Irving Penn, Georgia O'Keeffe, New York, 1948, Gelatin silver print, selenium toned (1991), 22-3/8 x 19-5/16", The Morgan Library & Museum; Purchased as the gift of Richard L. Menschel and with the support of The Horace W. Goldsmith Fund for Americana and The Margaret T. Morris Fund; 2007.67, Copyright 1984 by Irving Penn.
Irving Penn, T.S. Eliot, London, 1950, Gelatin silver print, selenium toned (1984), 16-5/8 x 15-7/16", The Morgan Library & Museum; Gift of Irving Penn; 2007.62, Copyright 1960 by Irving Penn.
Irving Penn, Marcel Duchamp, New York, 1948, Gelatin silver print, selenium toned (1984), 9-9/16 x 7-7/1/16", The Morgan Library & Museum; Gift of Irving Penn; 2007.14, Copyright 1984 by Irving Penn.
Library & Museum
225 Madison Avenue
at 36th Street
Irving Penn Portraits
of Artists and Writers
January 18-April 13, 2008
For the first time in its history, The Morgan Library & Museum presents an exhibition devoted solely to modern photography, showcasing the institution’s first major set of acquisitions in this field. Close Encounters: Irving Penn Portraits of Artists and Writers features sixty-seven portraits of some of the twentieth-century’s most influential artists, authors, and performers by legendary photographer Irving Penn (b. 1917).
This rare collection of gelatin silver prints was acquired by the Morgan in 2007 and constitutes an extraordinary visual record of some of the greatest creative minds of the period, including Pablo Picasso, Georgia O’Keeffe, Salvador Dalí, T. S. Eliot, Truman Capote, Arthur Miller, Tennessee Williams, Aaron Copland, Richard Rodgers, and Oscar Hammerstein II. Featuring portraits from every decade of Penn’s sixty-year career to date — beginning with a 1944 photograph of Giorgio de Chirico and ending with a 2006 portrait of Jasper Johns — Close Encounters celebrates Penn as one of the great portrait photographers of our time and captures the feel of New York as a cultural capital during the postwar years.

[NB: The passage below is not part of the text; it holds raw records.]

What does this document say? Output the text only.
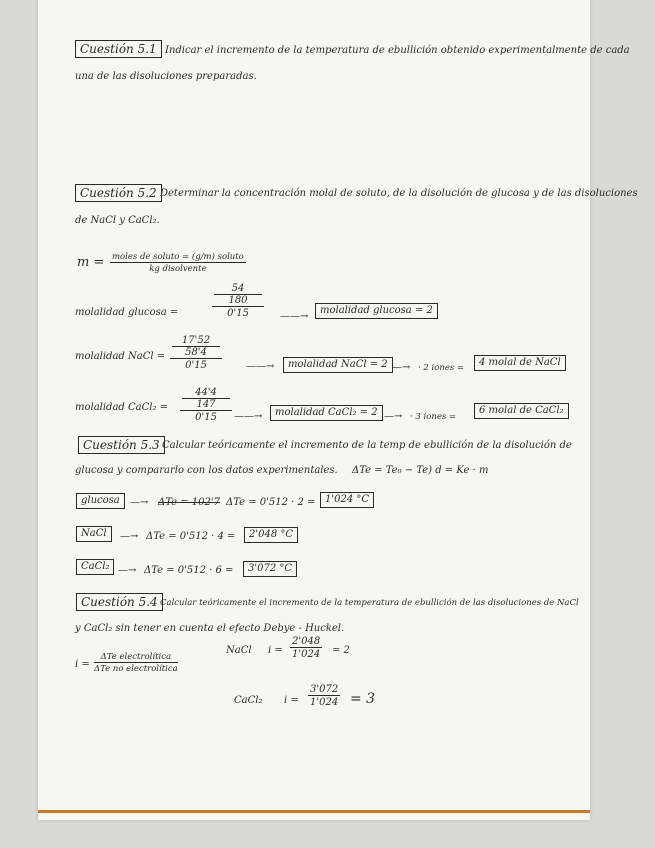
Cuestión 5.1 Indicar el incremento de la temperatura de ebullición obtenido experimentalmente de cada
una de las disoluciones preparadas.
Cuestión 5.2 Determinar la concentración molal de soluto, de la disolución de glucosa y de las disoluciones
de NaCl y CaCl₂.
m = moles de soluto = (g/m) soluto
kg disolvente
molalidad glucosa =	54
180
0'15 ——→
molalidad glucosa = 2
molalidad NaCl = 17'52
58'4
0'15 ——→	molalidad NaCl = 2 —→ · 2 iones =	4 molal de NaCl
molalidad CaCl₂ = 44'4
147
0'15 ——→	molalidad CaCl₂ = 2 —→ · 3 iones =
6 molal de CaCl₂
Cuestión 5.3 Calcular teóricamente el incremento de la temp de ebullición de la disolución de
glucosa y compararlo con los datos experimentales. ΔTe = Te₀ − Te) d = Ke · m
glucosa	—→ ΔTe = 102'7 ΔTe = 0'512 · 2 = 1'024 °C
NaCl	—→ ΔTe = 0'512 · 4 =	2'048 °C
CaCl₂ —→ ΔTe = 0'512 · 6 =	3'072 °C
Cuestión 5.4 Calcular teóricamente el incremento de la temperatura de ebullición de las disoluciones de NaCl
y CaCl₂ sin tener en cuenta el efecto Debye - Huckel.
i =
ΔTe electrolítica
ΔTe no electrolítica
NaCl $i = \frac{2'048}{1'024} = 2$
CaCl₂ $i = \frac{3'072}{1'024} = 3$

Based in New York City for more than fifty years, Irving Penn has documented numerous international artists and writers including Max Ernst, Frederick Kiesler, Jorge Luis Borges and Simone de Beauvoir as well as New Yorkers, both native and adopted, who shaped metropolitan life, such as Langston Hughes, George Balanchine, Igor Stravinsky, Saul Steinberg, Woody Allen, Louise Bourgeois, and Rudolf Nureyev. Many of the portraits on view at the Morgan bear witness to a time when incredible talent from Europe was migrating to New York, transforming the American art scene.
“Irving Penn’s incisive portraits illustrate a rich and defining period in this city’s cultural history,” said Charles E. Pierce, Jr., director of The Morgan Library & Museum. “Many of Penn’s subjects are artistic and literary icons whose own drawings, musical scores, manuscripts, and books are represented in the Morgan’s growing twentieth-century collections. For all these reasons, we could not imagine a more fitting home for these magnificent portraits than the Morgan.”
“Each of these works is a vivid record of the encounter between Penn and his subject,” said guest curator Peter Barberie. “If a fundamental task of portraiture is to capture subjects differently than they present themselves to the world, then Penn has succeeded admirably. He enters into hard negotiation with every personality that stops in front of his camera and, very often, he wins.”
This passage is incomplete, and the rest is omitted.